На нашем сайте KnigaRead.com Вы можете абсолютно бесплатно читать книгу онлайн Ольга Денисова, "Учитель" бесплатно, без регистрации.
Перейти на страницу:

Нечай очень хочет жить. Он не чувствует ни голода, ни боли – только усталость. Он никогда так не уставал. Он хочет поверить в свою свободу, он хочет ощутить ее вкус – и не ощущает. Он волен ползти, куда ему заблагорассудится, и никто не станет его подгонять. Он ускакал от одной смерти, чтобы тут же оказаться в лапах другой – смерти от холода. И, наверное, она ничуть не лучше, разве что – легче и приятней.
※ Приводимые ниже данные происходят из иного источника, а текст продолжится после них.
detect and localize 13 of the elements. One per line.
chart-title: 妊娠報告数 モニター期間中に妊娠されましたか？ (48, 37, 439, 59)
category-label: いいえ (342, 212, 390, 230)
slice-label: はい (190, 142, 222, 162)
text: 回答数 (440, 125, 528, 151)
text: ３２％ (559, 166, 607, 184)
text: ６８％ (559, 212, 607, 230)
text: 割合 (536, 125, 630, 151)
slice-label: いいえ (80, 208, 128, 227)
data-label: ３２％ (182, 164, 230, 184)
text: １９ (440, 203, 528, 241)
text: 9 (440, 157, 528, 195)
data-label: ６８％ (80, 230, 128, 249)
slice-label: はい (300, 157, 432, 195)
Чьи-то уверенные шаги он слышит не сразу, но когда понимает, что это погоня, рвется вперед изо всех сил. Жалких, последних сил. Наст крошится под его тяжестью, с одного рукава слетает веревочка, и трясущаяся рука тянется вперед, хватаясь за обледеневшую корку снега. Наст царапает лицо, снег забивается под воротник, и Нечай не сразу понимает, что просто барахтается в снегу, как пловец на мелководье, и не двигается с места.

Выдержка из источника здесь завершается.